O desenho de grade é parecido com a estratégia adotada nos tempos de “Pantanal” (1990), enredo responsável por tirar o sono da líder de audiência. Agora, a protagonista vivida pela jovem Taís Araújo só aparece quando o principal produto de dramaturgia da Globo chega ao fim.
Assim, o público pode acompanhar com calma a história protagonizada por Adriana Esteves e José Mayer, depois migrar para o canal dos Bloch e não perder nada da história que conta a vida da escrava que virou sinhá.
Quem sofre no meio desse tiroteio é o “Jornal da Manchete”, porque independente de qualquer matéria que esteja no ar, o informativo de Márcia Peltier, Carlos Chagas e Florestan Fernandes é cortado.

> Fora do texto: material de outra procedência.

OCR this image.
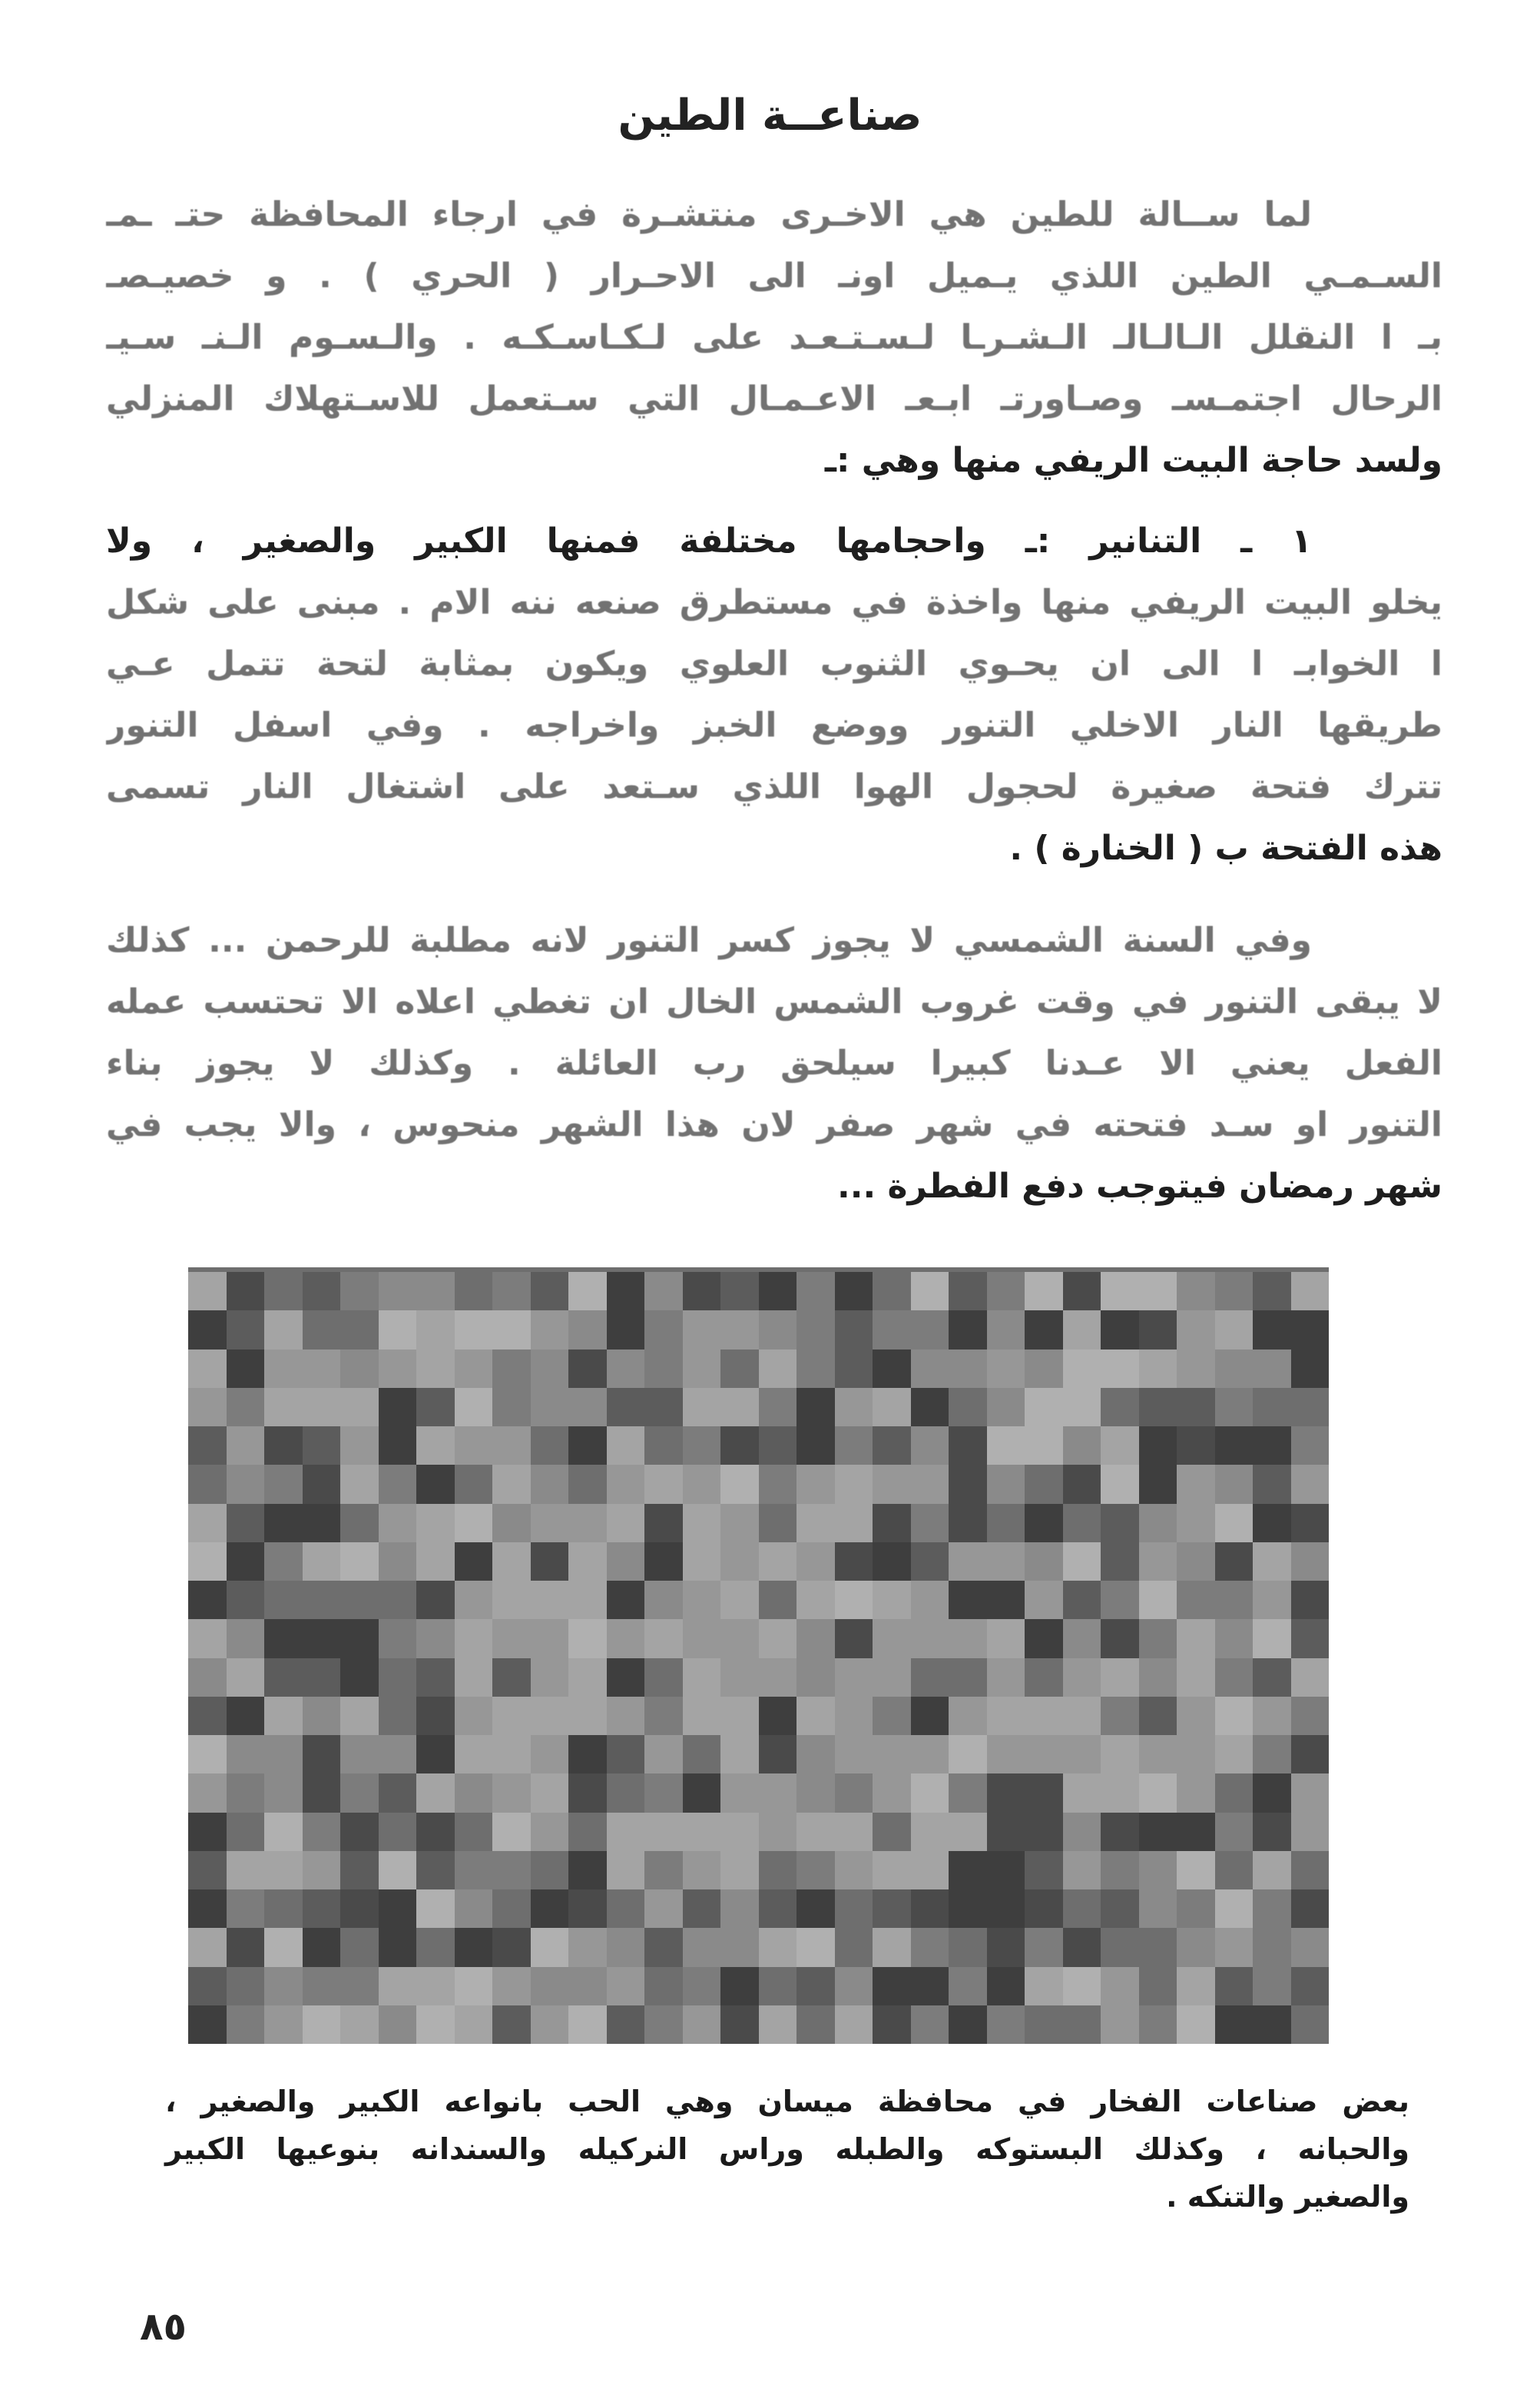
صناعــة الطين
لما ســالة للطين هي الاخـرى منتشـرة في ارجاء المحافظة حتـ ـمـ
السـمـي الطين اللذي يـميل اونـ الى الاحـرار ( الحري ) . و خصيـصـ
بـ ا النقلل الـالـالـ الـشـرـا لـسـتـعـد على لـكـاسـكـه . والـسـوم الـنـ سـيـ
الرحال اجتمـسـ وصـاورتـ ابـعـ الاعـمـال التي سـتعمل للاسـتهلاك المنزلي
ولسد حاجة البيت الريفي منها وهي :ـ
١ ـ التنانير :ـ واحجامها مختلفة فمنها الكبير والصغير ، ولا
يخلو البيت الريفي منها واخذة في مستطرق صنعه ننه الام . مبنى على شكل
ا الخوابـ ا الى ان يحـوي الثنوب العلوي ويكون بمثابة لتحة تتمل عـي
طريقها النار الاخلي التنور ووضع الخبز واخراجه . وفي اسفل التنور
تترك فتحة صغيرة لحجول الهوا اللذي سـتعد على اشتغال النار تسمى
هذه الفتحة ب ( الخنارة ) .
وفي السنة الشمسي لا يجوز كسر التنور لانه مطلبة للرحمن ... كذلك
لا يبقى التنور في وقت غروب الشمس الخال ان تغطي اعلاه الا تحتسب عمله
الفعل يعني الا عـدنا كبيرا سيلحق رب العائلة . وكذلك لا يجوز بناء
التنور او سـد فتحته في شهر صفر لان هذا الشهر منحوس ، والا يجب في
شهر رمضان فيتوجب دفع الفطرة ...
بعض صناعات الفخار في محافظة ميسان وهي الحب بانواعه الكبير والصغير ،
والحبانه ، وكذلك البستوكه والطبله وراس النركيله والسندانه بنوعيها الكبير
والصغير والتنكه .
٨٥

A história se repete, sete anos depois. E quem quiser emplacar qualquer coisa na dramaturgia pelas próximas décadas, vai precisar seguir essa regra tácita, que não está escrita em qualquer lugar. Mas, se uma desafiante de mercado pensar em fazer sucesso, é melhor respeitar a maior vitrine de novelas do país.
Antes, contra o “Jornal Nacional”, como faz o canal de Silvio Santos, ou depois, como tenta a emissora criada por Adolpho.